Chi Hoe Mak: All rehearsals are conducted in English. Some singers may not have been very confident with English, but everyone helped each other. It’s been a wonderfully supportive community. This year, APYC incorporated an outreach program for the first time. We visited public schools in Penang, delivering one-and-a-half hour sessions to educate students about the importance of giving back to society. Music has the power to transcend the concert hall and impact the community. Some children really enjoyed the program, and it showed how music can touch so many lives, even in schools. We taught the young singers how to teach music to children, inspiring them to continue this legacy. This outreach program was a significant addition to the APYC program.
Tracy Wong: While the conducting language is obviously English, the songs we sing may not predominantly be in English. We’ve found it easy to communicate with a group of Asian singers. We even share similarities in language structure and pronunciation.
Teréz Tóth: Finally, can you tell us more about the special location, Georgetown in Penang island and the venues for APYC2023?
Susanna Saw: Chi Hoe and I are both from Penang, and while we may not have the grandest concert halls, we can offer our hospitality, warmth, and the love of the Penang community.

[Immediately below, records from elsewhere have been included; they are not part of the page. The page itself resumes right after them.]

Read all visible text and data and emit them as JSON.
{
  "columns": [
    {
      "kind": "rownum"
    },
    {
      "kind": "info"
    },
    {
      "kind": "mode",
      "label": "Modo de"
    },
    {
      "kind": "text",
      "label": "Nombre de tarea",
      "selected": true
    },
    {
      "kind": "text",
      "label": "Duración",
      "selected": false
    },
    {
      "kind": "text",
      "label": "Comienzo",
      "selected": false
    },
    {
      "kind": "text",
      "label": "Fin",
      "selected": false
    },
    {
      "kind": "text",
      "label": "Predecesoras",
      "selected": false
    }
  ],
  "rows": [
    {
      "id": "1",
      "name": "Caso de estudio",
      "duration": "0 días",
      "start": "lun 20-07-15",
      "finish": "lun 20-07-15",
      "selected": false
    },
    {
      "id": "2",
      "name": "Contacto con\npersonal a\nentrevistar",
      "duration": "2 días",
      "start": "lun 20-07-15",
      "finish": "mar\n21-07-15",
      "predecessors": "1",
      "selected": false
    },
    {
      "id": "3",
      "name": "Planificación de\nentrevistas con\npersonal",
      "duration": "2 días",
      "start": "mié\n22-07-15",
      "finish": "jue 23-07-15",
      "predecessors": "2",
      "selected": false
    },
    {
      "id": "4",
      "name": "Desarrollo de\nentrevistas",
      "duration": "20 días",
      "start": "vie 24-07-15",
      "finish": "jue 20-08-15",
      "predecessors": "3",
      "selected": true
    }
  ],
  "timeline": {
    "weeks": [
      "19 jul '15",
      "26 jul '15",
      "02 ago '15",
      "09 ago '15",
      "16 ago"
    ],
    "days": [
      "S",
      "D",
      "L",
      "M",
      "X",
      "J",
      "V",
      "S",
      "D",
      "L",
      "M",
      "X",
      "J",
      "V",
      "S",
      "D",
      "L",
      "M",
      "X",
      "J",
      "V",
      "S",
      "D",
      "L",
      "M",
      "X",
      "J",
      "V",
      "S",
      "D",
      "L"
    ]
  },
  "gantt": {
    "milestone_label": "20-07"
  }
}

This aspect was particularly meaningful because the places and venues we used were all beautiful and historically significant. One of the venues, the Majestic Theatre Penang, was an old movie theatre that had been converted into an event space. While the other was one of Southeast Asia’s most well-preserved historical buildings from the 19th century, famously known as the Blue Mansion. The owner of the Blue Mansion thought it would be wonderful to have a group of singers performing in the courtyard. Surprisingly, it turned out to be the best concert hall – the sound was natural. The atmosphere was warm in terms of both temperature and the spirit. The Blue Mansion even served traditional Malaysian tea, which was prepared by the owner of the mansion, and the audience thoroughly enjoyed it.
The Blue Mansion, Penang
Chi Hoe Mak: It was the last concert, so everyone became very emotional. It was a truly human experience, witnessing the power and testament of music. A group of young people who had been strangers just a couple of days ago had become like family.